Student's t-distribution calculation How to calculate this Student's t-distribution?
$X $~$ t(17)$
I have to find $P(X>8)$ and $a$ where $P(X>a)=0.1$.
I used standardizing for calculating similar probability for normal distribution $X $~$ N(18,3)$. How can I do that kind of thing here in Student's?
I know there exists the formula of $Z$ but don't know how to use it.

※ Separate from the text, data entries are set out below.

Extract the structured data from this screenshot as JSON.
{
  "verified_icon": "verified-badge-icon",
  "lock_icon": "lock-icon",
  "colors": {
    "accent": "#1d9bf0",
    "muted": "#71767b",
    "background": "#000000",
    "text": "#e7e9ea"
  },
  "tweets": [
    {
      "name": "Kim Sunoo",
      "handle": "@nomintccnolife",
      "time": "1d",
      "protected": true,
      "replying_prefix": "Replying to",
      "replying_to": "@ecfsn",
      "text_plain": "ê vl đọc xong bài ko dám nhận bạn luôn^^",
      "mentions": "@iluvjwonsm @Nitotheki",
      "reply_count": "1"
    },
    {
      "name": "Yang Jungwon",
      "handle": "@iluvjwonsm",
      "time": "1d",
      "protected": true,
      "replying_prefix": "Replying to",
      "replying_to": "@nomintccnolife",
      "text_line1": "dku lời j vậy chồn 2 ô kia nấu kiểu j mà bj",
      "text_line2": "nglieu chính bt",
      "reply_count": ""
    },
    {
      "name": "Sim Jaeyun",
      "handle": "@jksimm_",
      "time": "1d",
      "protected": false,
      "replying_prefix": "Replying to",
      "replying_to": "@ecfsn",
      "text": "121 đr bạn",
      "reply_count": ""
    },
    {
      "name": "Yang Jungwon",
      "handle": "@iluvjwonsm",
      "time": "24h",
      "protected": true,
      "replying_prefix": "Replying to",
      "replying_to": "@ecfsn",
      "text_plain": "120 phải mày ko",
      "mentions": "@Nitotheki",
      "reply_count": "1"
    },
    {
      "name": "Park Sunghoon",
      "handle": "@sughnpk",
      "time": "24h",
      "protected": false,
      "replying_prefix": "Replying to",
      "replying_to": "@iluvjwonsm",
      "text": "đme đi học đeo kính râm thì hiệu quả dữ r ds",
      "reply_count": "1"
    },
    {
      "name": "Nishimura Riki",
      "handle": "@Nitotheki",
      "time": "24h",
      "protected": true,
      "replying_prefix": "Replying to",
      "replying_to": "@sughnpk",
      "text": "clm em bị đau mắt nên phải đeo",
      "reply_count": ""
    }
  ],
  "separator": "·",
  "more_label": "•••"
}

$\frac{\bar X-\mu}{S/\sqrt n}$
Thanks.
 A: If your distribution is a t with 17 d.o.f. you can directly use the tables. With 17 d.o.f. your distribution is very close to a Standard Gaussian thus $P(X>8)\to 0$
Here is a table to  understand what I mean. The student t is table C-4
$$P(X>a)=0.1$$
Is $a=1.333$
A: In R, where pt is the CDF of a designated t distribution: for $X \sim \mathsf{T}(\nu=17),$ we have $$P(X > 8) = 1 - P(X\le 8) \approx 0,$$ as shown below. From most printed tables of t distributions one cannot get an exact value,
but from mine, one can see that $P(X > 3.985) < 0.0005.$
1 - pt(8, 17)
[1] 1.824967e-07

To find $a$ with $P(X > a)=.01,$ one can use the t quantile function (inverse CDF) qt to get $a =2.566934$ or look on line DF=17 of a printed t table
to find the value $2.567.$
qt(.99, 17) 
[1] 2.566934

The first question might be to find the P-value of a right-sided t test, the second to find the critical value for such a test at level $\alpha = 0.01 = 1\%.$
Most statistical computer programs give P-values, making it unnecessary to input a fixed significance level. Printed t tables give critical values for
tests at frequently-used significance levels, but cannot ordinarily be used to find exact P-values.
The following graph shows the density function of
$\mathsf{T}(\nu = 17)$ with value that cuts 1% of
probability from its upper tail.
hdr = "Density of T(17)"
curve(dt(x,17), -8, 8, ylab="PDF", xlab="t", 
       col="blue", lwd=2, main=hdr)
 abline(v = 0, col="green2")
 abline(h = 0, col="green2")
 abline(v = qt(.99, 17), col="red", lwd=2, lty="dotted")